4. Limit energy usage
Conserving energy might not be the first idea that comes to mind when you’re planning for an economic downturn, but small changes add up quickly.
This could mean investing in energy-efficient business equipment, staggering your work hours to reduce peak demand, or getting an energy audit.
5. Stick to processes
It can be tempting to cut corners when uncertainty is ahead. And while this might save time or money in the short term, it raises the risk of errors and malfunctions that hurt companies in the long run.
Instead, establish processes that ensure all tasks are completed quickly, but effectively. Having official processes also keeps employees on the same page so they can work more efficiently.

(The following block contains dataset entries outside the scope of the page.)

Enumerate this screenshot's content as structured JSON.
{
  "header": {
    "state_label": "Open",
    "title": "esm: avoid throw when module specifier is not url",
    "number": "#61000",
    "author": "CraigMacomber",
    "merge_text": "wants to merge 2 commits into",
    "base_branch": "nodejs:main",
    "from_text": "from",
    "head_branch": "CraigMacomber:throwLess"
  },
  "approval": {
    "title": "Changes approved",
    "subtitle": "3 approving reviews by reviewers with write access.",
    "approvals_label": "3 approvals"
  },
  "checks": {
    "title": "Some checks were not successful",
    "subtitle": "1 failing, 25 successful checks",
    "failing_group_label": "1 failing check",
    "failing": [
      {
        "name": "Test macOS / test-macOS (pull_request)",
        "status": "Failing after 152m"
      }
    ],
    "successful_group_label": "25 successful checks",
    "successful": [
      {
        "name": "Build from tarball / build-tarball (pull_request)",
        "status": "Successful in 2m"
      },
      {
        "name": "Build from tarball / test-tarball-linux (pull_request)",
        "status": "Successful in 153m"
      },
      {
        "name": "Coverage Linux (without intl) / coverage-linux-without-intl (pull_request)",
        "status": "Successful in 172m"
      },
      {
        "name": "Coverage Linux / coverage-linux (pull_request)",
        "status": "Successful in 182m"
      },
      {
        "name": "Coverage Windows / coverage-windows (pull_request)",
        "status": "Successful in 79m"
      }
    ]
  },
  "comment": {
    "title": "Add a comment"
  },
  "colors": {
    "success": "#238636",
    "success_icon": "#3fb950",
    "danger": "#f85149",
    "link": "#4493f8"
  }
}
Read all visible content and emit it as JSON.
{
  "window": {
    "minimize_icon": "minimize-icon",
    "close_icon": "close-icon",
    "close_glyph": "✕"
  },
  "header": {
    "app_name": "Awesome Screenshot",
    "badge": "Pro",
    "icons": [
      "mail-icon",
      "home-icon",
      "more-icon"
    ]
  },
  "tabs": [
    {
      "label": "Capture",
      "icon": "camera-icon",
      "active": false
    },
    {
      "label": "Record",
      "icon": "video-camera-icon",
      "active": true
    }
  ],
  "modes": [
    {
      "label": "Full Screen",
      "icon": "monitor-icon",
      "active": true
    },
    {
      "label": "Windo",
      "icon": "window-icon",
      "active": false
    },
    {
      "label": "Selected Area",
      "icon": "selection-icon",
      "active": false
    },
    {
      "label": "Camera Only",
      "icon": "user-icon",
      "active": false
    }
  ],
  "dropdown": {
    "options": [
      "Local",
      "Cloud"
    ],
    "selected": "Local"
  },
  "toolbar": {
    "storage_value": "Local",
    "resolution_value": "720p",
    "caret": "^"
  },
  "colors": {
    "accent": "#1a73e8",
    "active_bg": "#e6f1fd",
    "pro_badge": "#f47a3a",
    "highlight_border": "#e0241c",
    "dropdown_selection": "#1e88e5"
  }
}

How QuickBooks Enterprise helps keep your business running efficiently
As you can see, there’s a lot that goes into increasing business efficiency. That’s why it’s helpful to have integrated solutions like QuickBooks Enterprise, which offers key functionality to boost efficiency across every aspect of your organization.
From inventory tracking to payroll automation to order management, Enterprise has a customizable suite of tools designed to streamline business operations so you can do more with less.
If you’re a well-established, growing compny, QuickBooks Enterprise has the tools you need to keep your company running at maximum efficiency.
Final thoughts
Improving business efficiency is your first line of defense against economic turbulence. You can’t control external factors like the market or customer behavior—but you can control how your organization prepares for tough times.